M7 atomic operation faults on non cacheable memory

I'm trying to make one region of SRAM non cacheable for DMA buffers.  But what I have found is that when I do that, the first atomic operation bus faults (eg RTOS mutex).

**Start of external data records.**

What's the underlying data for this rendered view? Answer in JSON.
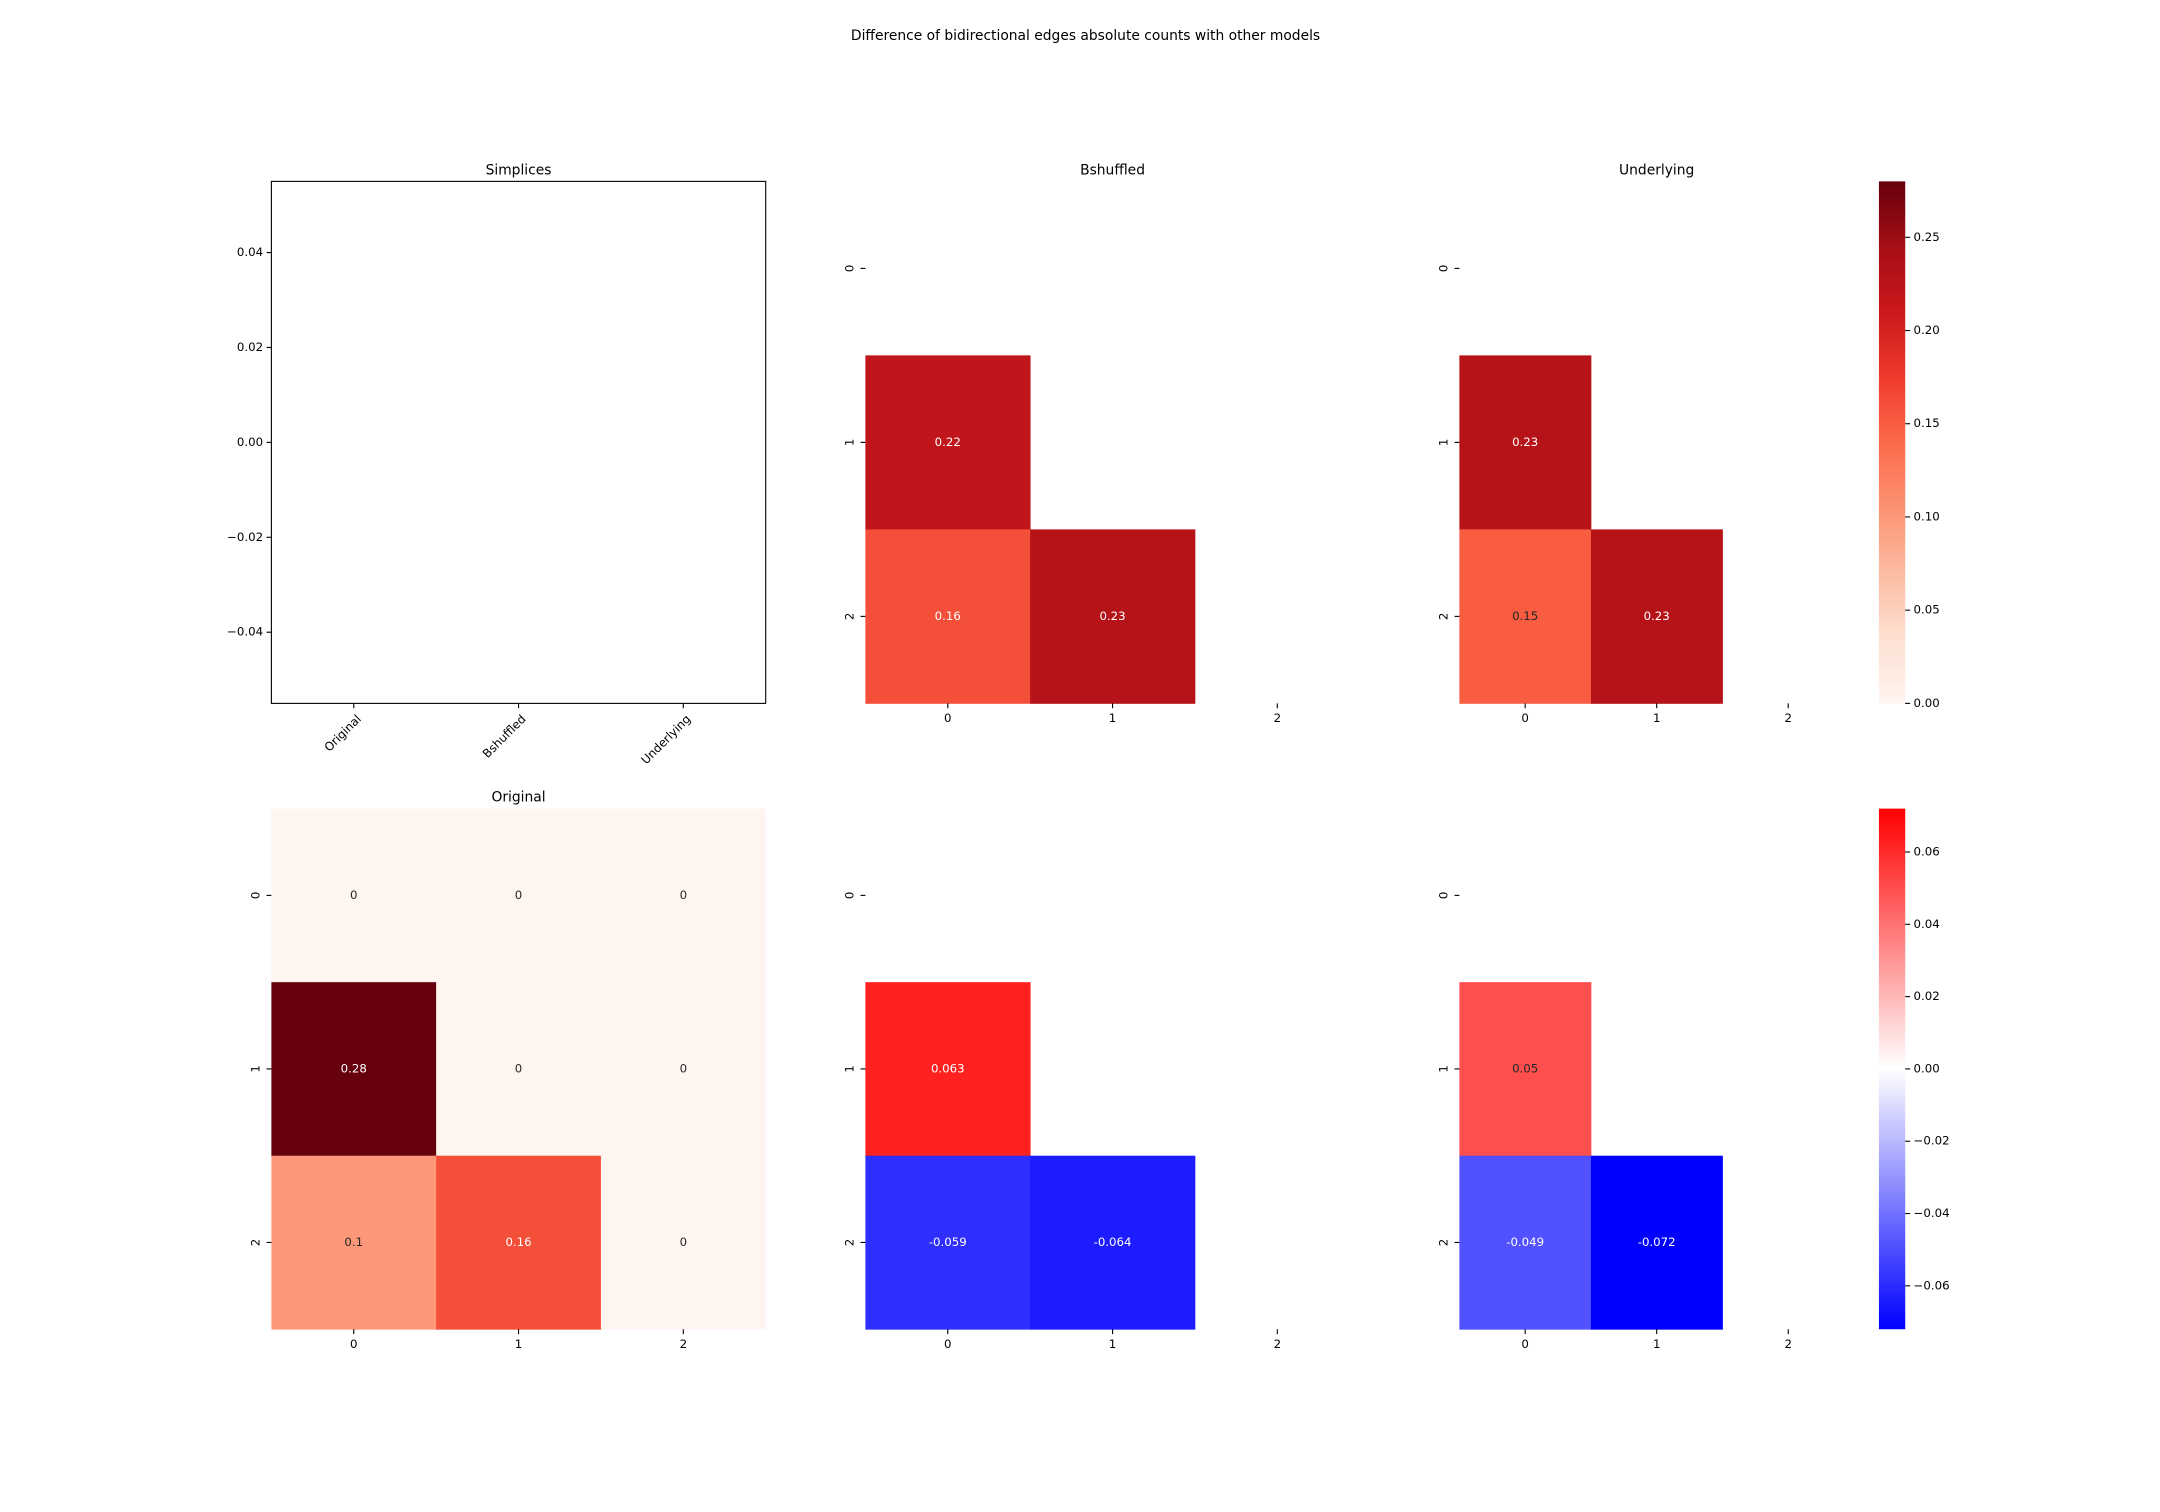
{
  "title": "Difference of bidirectional edges absolute counts with other models",
  "chart_data": [
    {
      "type": "line",
      "title": "Simplices",
      "categories": [
        "Original",
        "Bshuffled",
        "Underlying"
      ],
      "ylim": [
        -0.055,
        0.055
      ],
      "yticks": [
        {
          "value": -0.04,
          "label": "−0.04"
        },
        {
          "value": -0.02,
          "label": "−0.02"
        },
        {
          "value": 0,
          "label": "0.00"
        },
        0.02,
        0.04
      ]
    },
    {
      "type": "heatmap",
      "title": "Bshuffled",
      "x_categories": [
        0,
        1,
        2
      ],
      "y_categories": [
        0,
        1,
        2
      ],
      "values": [
        [
          null,
          null,
          null
        ],
        [
          0.22,
          null,
          null
        ],
        [
          0.16,
          0.23,
          null
        ]
      ],
      "clim": [
        0,
        0.28
      ],
      "colors": [
        "#fff5f0",
        "#fee0d2",
        "#fcbba1",
        "#fc9272",
        "#fb6a4a",
        "#ef3b2c",
        "#cb181d",
        "#a50f15",
        "#67000d"
      ]
    },
    {
      "type": "heatmap",
      "title": "Underlying",
      "x_categories": [
        0,
        1,
        2
      ],
      "y_categories": [
        0,
        1,
        2
      ],
      "values": [
        [
          null,
          null,
          null
        ],
        [
          0.23,
          null,
          null
        ],
        [
          0.15,
          0.23,
          null
        ]
      ],
      "clim": [
        0,
        0.28
      ],
      "colors": [
        "#fff5f0",
        "#fee0d2",
        "#fcbba1",
        "#fc9272",
        "#fb6a4a",
        "#ef3b2c",
        "#cb181d",
        "#a50f15",
        "#67000d"
      ],
      "colorbar": {
        "ticks": [
          {
            "value": 0,
            "label": "0.00"
          },
          0.05,
          {
            "value": 0.1,
            "label": "0.10"
          },
          0.15,
          {
            "value": 0.2,
            "label": "0.20"
          },
          0.25
        ]
      }
    },
    {
      "type": "heatmap",
      "title": "Original",
      "x_categories": [
        0,
        1,
        2
      ],
      "y_categories": [
        0,
        1,
        2
      ],
      "values": [
        [
          0,
          0,
          0
        ],
        [
          0.28,
          0,
          0
        ],
        [
          0.1,
          0.16,
          0
        ]
      ],
      "clim": [
        0,
        0.28
      ],
      "colors": [
        "#fff5f0",
        "#fee0d2",
        "#fcbba1",
        "#fc9272",
        "#fb6a4a",
        "#ef3b2c",
        "#cb181d",
        "#a50f15",
        "#67000d"
      ]
    },
    {
      "type": "heatmap",
      "x_categories": [
        0,
        1,
        2
      ],
      "y_categories": [
        0,
        1,
        2
      ],
      "values": [
        [
          null,
          null,
          null
        ],
        [
          0.063,
          null,
          null
        ],
        [
          -0.059,
          -0.064,
          null
        ]
      ],
      "clim": [
        -0.072,
        0.072
      ],
      "colors": [
        "#0000ff",
        "#ffffff",
        "#ff0000"
      ]
    },
    {
      "type": "heatmap",
      "x_categories": [
        0,
        1,
        2
      ],
      "y_categories": [
        0,
        1,
        2
      ],
      "values": [
        [
          null,
          null,
          null
        ],
        [
          0.05,
          null,
          null
        ],
        [
          -0.049,
          -0.072,
          null
        ]
      ],
      "clim": [
        -0.072,
        0.072
      ],
      "colors": [
        "#0000ff",
        "#ffffff",
        "#ff0000"
      ],
      "colorbar": {
        "ticks": [
          {
            "value": -0.06,
            "label": "−0.06"
          },
          {
            "value": -0.04,
            "label": "−0.04"
          },
          {
            "value": -0.02,
            "label": "−0.02"
          },
          {
            "value": 0,
            "label": "0.00"
          },
          0.02,
          0.04,
          0.06
        ]
      }
    }
  ]
}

Here's an example where I made all of SRAM normal memory non cacheable (TEX=1 B=0 C=0 S=1) for testing:

// all SRAM non cacheable
MPU_InitStruct.Enable           = MPU_REGION_ENABLE;
MPU_InitStruct.Number           = MPU_REGION_NUMBER0;
MPU_InitStruct.BaseAddress      = 0x20000000;
MPU_InitStruct.Size             = MPU_REGION_SIZE_1MB;
MPU_InitStruct.SubRegionDisable = 0x00;
MPU_InitStruct.TypeExtField     = MPU_TEX_LEVEL1;
MPU_InitStruct.AccessPermission = MPU_REGION_FULL_ACCESS;
MPU_InitStruct.DisableExec      = MPU_INSTRUCTION_ACCESS_DISABLE;
MPU_InitStruct.IsBufferable     = MPU_ACCESS_NOT_BUFFERABLE;
MPU_InitStruct.IsCacheable      = MPU_ACCESS_NOT_CACHEABLE;
MPU_InitStruct.IsShareable      = MPU_ACCESS_SHAREABLE;	
HAL_MPU_ConfigRegion(&MPU_InitStruct);

HAL_MPU_Enable(MPU_PRIVILEGED_DEFAULT);

It does not matter what the atomic operation is; it faults on the `ldrex` instruction.  I've checked alignment and the access is on a 32 bit boundary.  Actual memory location can be in DTCM or SRAM1 and it will fault in both.

If I change the MPU region to 'normal memory non cacheable non sharable (TEX=1 B=0 C=0 S=0)' then it will not fault but it appears that caching is still enabled for that memory region.